Tahiti's Famous Overwater Bungalows Turn 50
Three Californians known as the "Bali Hai Boys" invented the bucket list-topping retreats
French Polynesia‘s stunning overwater bungalows are celebrating a milestone birthday this year — turning the big 5-0!
They’re now some of the island’s most sought-after vacation accommodations, but Tahiti‘s overwater bungalows were first dreamt up by three friends from Newport Beach, California. Working respectively as a stockbroker, attorney and a salesman, the longtime friends left behind their corporate jobs in the 1960’s and jetted off for paradise.
Once there, Hugh Kelley, Don “Muk” McCallum and Jay Carlisle fell in love with French Polynesia and became known as the “Bali Hai Boys.” Their first hotel on the island of Moorea flourished, but the second, on Raiatea, proved to be a challenge, since there was no sandy beach access.

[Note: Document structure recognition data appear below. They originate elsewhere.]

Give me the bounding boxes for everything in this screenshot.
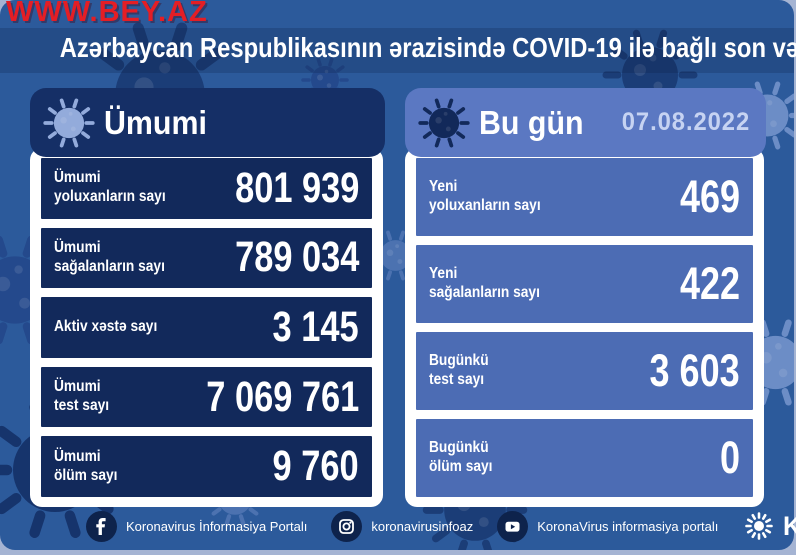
stat-value: 9 760 <box>272 442 359 491</box>
koronavirus-logo: KoronaVirus info <box>742 509 796 543</box>
totals-panel: Ümumi Ümumi yoluxanların sayı 801 939 Üm… <box>30 88 385 507</box>
facebook-link[interactable]: Koronavirus İnformasiya Portalı <box>86 510 308 542</box>
facebook-icon <box>86 510 117 542</box>
stat-row-today-tests: Bugünkü test sayı 3 603 <box>416 332 753 410</box>
instagram-link[interactable]: koronavirusinfoaz <box>331 510 474 542</box>
stat-value: 3 603 <box>649 345 740 396</box>
instagram-label: koronavirusinfoaz <box>371 518 474 534</box>
youtube-label: KoronaVirus informasiya portalı <box>537 518 719 534</box>
stat-value: 469 <box>679 171 740 222</box>
stat-label: Bugünkü ölüm sayı <box>429 439 493 475</box>
stat-row-total-tests: Ümumi test sayı 7 069 761 <box>41 366 372 428</box>
totals-panel-title: Ümumi <box>104 103 207 141</box>
header-band <box>0 28 794 73</box>
stat-value: 3 145 <box>272 302 359 351</box>
stat-label: Aktiv xəstə sayı <box>54 318 158 336</box>
today-panel: Bu gün 07.08.2022 Yeni yoluxanların sayı… <box>405 88 766 507</box>
watermark: WWW.BEY.AZ <box>6 0 208 28</box>
logo-text: KoronaVirus <box>783 511 796 542</box>
today-date: 07.08.2022 <box>621 108 750 136</box>
stat-row-active-cases: Aktiv xəstə sayı 3 145 <box>41 297 372 358</box>
totals-panel-header: Ümumi <box>30 88 385 157</box>
today-panel-title: Bu gün <box>479 103 584 141</box>
stats-panels: Ümumi Ümumi yoluxanların sayı 801 939 Üm… <box>30 88 766 507</box>
totals-panel-body: Ümumi yoluxanların sayı 801 939 Ümumi sa… <box>30 148 383 507</box>
stat-label: Yeni yoluxanların sayı <box>429 178 541 214</box>
stat-row-total-deaths: Ümumi ölüm sayı 9 760 <box>41 436 372 497</box>
stat-row-total-recovered: Ümumi sağalanların sayı 789 034 <box>41 227 372 289</box>
footer: Koronavirus İnformasiya Portalı koronavi… <box>0 506 796 546</box>
stat-label: Bugünkü test sayı <box>429 352 489 388</box>
virus-logo-icon <box>745 512 774 540</box>
stat-value: 0 <box>719 432 740 483</box>
stat-value: 422 <box>679 258 740 309</box>
stat-value: 7 069 761 <box>205 372 359 421</box>
virus-icon <box>418 98 470 147</box>
instagram-icon <box>331 510 363 542</box>
stat-label: Ümumi ölüm sayı <box>54 447 118 484</box>
stat-row-total-infected: Ümumi yoluxanların sayı 801 939 <box>41 158 372 219</box>
today-panel-header: Bu gün 07.08.2022 <box>405 88 766 157</box>
stat-label: Ümumi test sayı <box>54 378 110 415</box>
stat-row-today-deaths: Bugünkü ölüm sayı 0 <box>416 419 753 497</box>
facebook-label: Koronavirus İnformasiya Portalı <box>126 518 308 534</box>
youtube-icon <box>497 510 529 542</box>
today-panel-body: Yeni yoluxanların sayı 469 Yeni sağalanl… <box>405 148 764 507</box>
stat-row-new-recovered: Yeni sağalanların sayı 422 <box>416 245 753 323</box>
virus-icon <box>43 98 95 147</box>
stat-value: 789 034 <box>234 233 359 282</box>
stat-value: 801 939 <box>234 163 359 212</box>
page-title: Azərbaycan Respublikasının ərazisində CO… <box>59 32 796 63</box>
stat-label: Ümumi sağalanların sayı <box>54 239 165 275</box>
youtube-link[interactable]: KoronaVirus informasiya portalı <box>497 510 719 542</box>
stat-row-new-infected: Yeni yoluxanların sayı 469 <box>416 158 753 236</box>
stat-label: Ümumi yoluxanların sayı <box>54 169 166 206</box>
stat-label: Yeni sağalanların sayı <box>429 265 540 301</box>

That’s when Kelley suggested building the bungalows over the water to give guests direct access to the lagoon, launching the now iconic accommodations and forever changing tourism in Tahiti.
After initial resistance by Tahitian authorities, in 1967 they allowed the first three overwater bungalows to be built at the Bali Hai Hotel on Raiatea. These were followed by the overwater bungalows at Hotel Bali Hai Moorea, and later, Hotel Bora Bora started building overwater bungalows based on the Bali Hai Boys’ design.
Today, many resorts throughout the islands of Tahiti feature the luxurious bungalows, allowing for the truly unique experience of sleeping just feet above the ocean.